Resolved: I will taste comparatively, in context, with others.
The photo at left appeared in a recent Globe Food pages story on how a North End wine shop overcame daunting bureaucratic hurdles to stage a pop-up wine bar in the dining room of a neighborhood restaurant. Kerri Platt, co-owner of the sponsoring Wine Bottega said she didn't intend the event to be a money maker. The idea was just to create a forum where people could gather, taste several wines together, and discuss them.
While the event didn't have the tone of a formal wine tasting, a traditional structure was nonetheless evident: the wines were someone's conscious selection rather than a random assortment; pouring multiple wines meant comparison was possible; conversation was, if not mandatory, at least hard to avoid.
I'm not sure what makes it so difficult to make progress in understanding and appreciating wine when operating entirely on your own, but I know it's very hard indeed - and it's not just because it's nice to have other points of view.
Wine is both something we drink and something we think.

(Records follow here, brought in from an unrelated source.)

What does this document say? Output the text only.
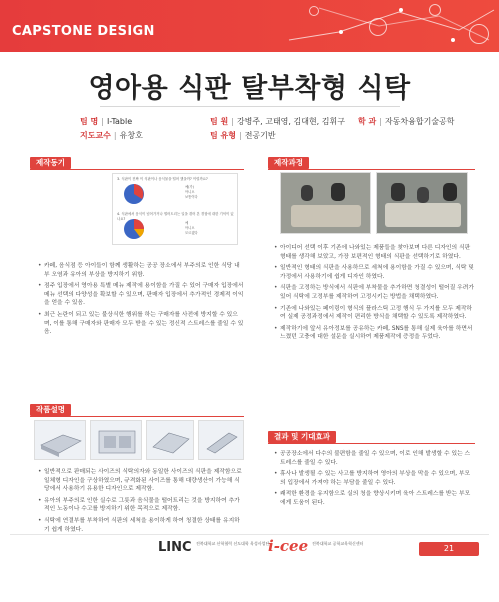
CAPSTONE DESIGN
영아용 식판 탈부착형 식탁
팀 명 | I-Table	팀 원 | 강병주, 고태영, 김대현, 김휘구 학 과 | 자동차융합기술공학
지도교수 | 유창호	팀 유형 | 전공기반
제작동기
3. 식판이 진짜 이 식판이나 음식물을 떨어 했을까? 이럴까요?
예(가)
아니오
보통이다
4. 식판에서 음식이 넘어가거나 떨어트리는 일을 겪어 본 경험에 대한 기억이 있나요?
예
아니오
모르겠다
• 카페, 음식점 등 아이들이 함께 생활하는 공공 장소에서 부주의로 인한 식당 내부 오염과 유아의 부상을 방지하기 위함.
• 점주 입장에서 영아용 특별 메뉴 제작에 용이함을 가질 수 있어 구매자 입장에서 메뉴 선택의 다양성을 확보할 수 있으며, 판매자 입장에서 추가적인 경제적 이익을 얻을 수 있음.
• 최근 논란이 되고 있는 불상식한 행위를 하는 구매자를 사전에 방지할 수 있으며, 이를 통해 구매자와 판매자 모두 받을 수 있는 정신적 스트레스를 줄일 수 있음.
제작과정
• 아이디어 선택 이후 기존에 나와있는 제품들을 찾아보며 다른 디자인의 식판 형태를 생각해 보았고, 가장 보편적인 형태의 식판을 선택하기로 하였다.
• 일반적인 형태의 식판을 사용하므로 세척에 용이함을 가질 수 있으며, 식탁 및 가정에서 사용하기에 쉽게 디자인 하였다.
• 식판을 고정하는 방식에서 식판에 부착물을 추가하면 청결성이 떨어질 우려가 있어 식탁에 고정부를 제작하여 고정시키는 방법을 채택하였다.
• 기존에 나와있는 페이링이 형식의 플라스틱 고정 행식 두 가지를 모두 제작하여 실제 공정과정에서 제작이 편리한 방식을 채택할 수 있도록 제작하였다.
• 제작하기에 앞서 유아정보를 공유하는 카페, SNS를 통해 실제 육아를 하면서 느꼈던 고충에 대한 설문을 실시하여 제품제작에 증정을 두었다.
작품설명
• 일반적으로 판매되는 사이즈의 식탁의자와 동일한 사이즈의 식판을 제작함으로 일체형 디자인을 구상하였으며, 규격화된 사이즈를 통해 대량생산이 가능해 식당에서 사용하기 유용한 디자인으로 제작함.
• 유아의 부주의로 인한 실수로 그릇과 음식물을 떨어트리는 것을 방지하여 추가적인 노동이나 수고를 방지하기 위한 목적으로 제작함.
• 식탁에 연결부를 부착하여 식판의 세척을 용이하게 하여 청결한 상태를 유지하기 쉽게 하였다.
결과 및 기대효과
• 공공장소에서 다수의 불편함을 줄일 수 있으며, 이로 인해 발생할 수 있는 스트레스를 줄일 수 있다.
• 휴사나 발생될 수 있는 사고를 방지하여 영아의 부상을 막을 수 있으며, 부모의 입장에서 가져야 하는 부담을 줄일 수 있다.
• 쾌적한 환경을 유지함으로 실의 청을 향상시키며 육아 스트레스를 받는 부모에게 도움이 된다.
LINC 전북대학교 산학협력 선도대학 육성사업단
i-cee 전북대학교 공학교육혁신센터
21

The drinking part involves the sensory impressions wine provides; the thinking part involves information about where a wine comes from, what physical conditions and winemaking traditions are in play there, the opportunity provided by a given vintage, and so on.

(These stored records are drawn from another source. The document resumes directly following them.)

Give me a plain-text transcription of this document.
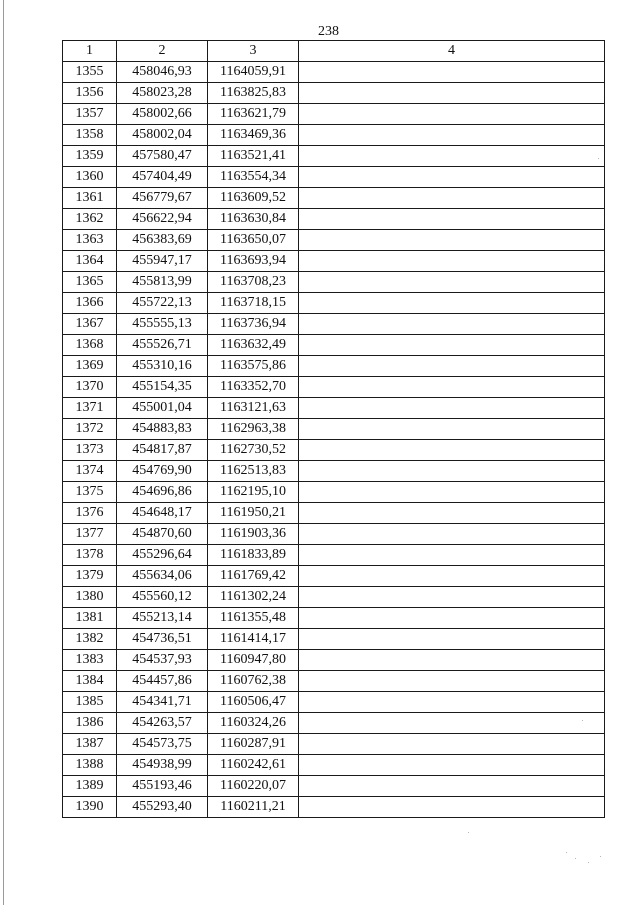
238
1	2	3	4
1355	458046,93	1164059,91	
1356	458023,28	1163825,83	
1357	458002,66	1163621,79	
1358	458002,04	1163469,36	
1359	457580,47	1163521,41	
1360	457404,49	1163554,34	
1361	456779,67	1163609,52	
1362	456622,94	1163630,84	
1363	456383,69	1163650,07	
1364	455947,17	1163693,94	
1365	455813,99	1163708,23	
1366	455722,13	1163718,15	
1367	455555,13	1163736,94	
1368	455526,71	1163632,49	
1369	455310,16	1163575,86	
1370	455154,35	1163352,70	
1371	455001,04	1163121,63	
1372	454883,83	1162963,38	
1373	454817,87	1162730,52	
1374	454769,90	1162513,83	
1375	454696,86	1162195,10	
1376	454648,17	1161950,21	
1377	454870,60	1161903,36	
1378	455296,64	1161833,89	
1379	455634,06	1161769,42	
1380	455560,12	1161302,24	
1381	455213,14	1161355,48	
1382	454736,51	1161414,17	
1383	454537,93	1160947,80	
1384	454457,86	1160762,38	
1385	454341,71	1160506,47	
1386	454263,57	1160324,26	
1387	454573,75	1160287,91	
1388	454938,99	1160242,61	
1389	455193,46	1160220,07	
1390	455293,40	1160211,21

Making progress in wine means making progress on both these fronts. Without the drinking part knowledge is mere theory; without the organizing construct provided by the thinking part drinking can be no more than a succession of fleeting and unrelated impressions. Tasting events, to be worthwhile, even the most informal ones, need to address both aspects - that's why tasting comparatively, in context, with others, is a habit worth cultivating.
Tasting comparatively involves sampling more than one glass of wine at a time. It makes it possible to book related sensory impressions iteratively, in real time, rather than after the fact by the operations of memory. The difference is dramatic. Vintage variation may seem something only experts can discern - until you taste it for yourself in the two glasses right in front of you.
Tasting in context means that some rationale has been applied to the selection, for example: new and old world variations on sauvignon blanc; chardonnay raised in stainless steel and old barrels; multiple vintages of a one producer's Cote du Rhone. Tasting without context is tasting without purpose and makes it unlikely you will arrive at conclusions you could actually make use of later.
Tasting in company means access to ideas you couldn't self-generate, and imposes the obligation to articulate and defend the ones you do.
Make good on your resolution by connecting with a local wineshop that regularly offers tasting events such as I've described here. Or opt to join in a private tasting group (search for one in your area online) or organize one of your own.
And if you see me at the next pop-up, be sure to introduce yourself.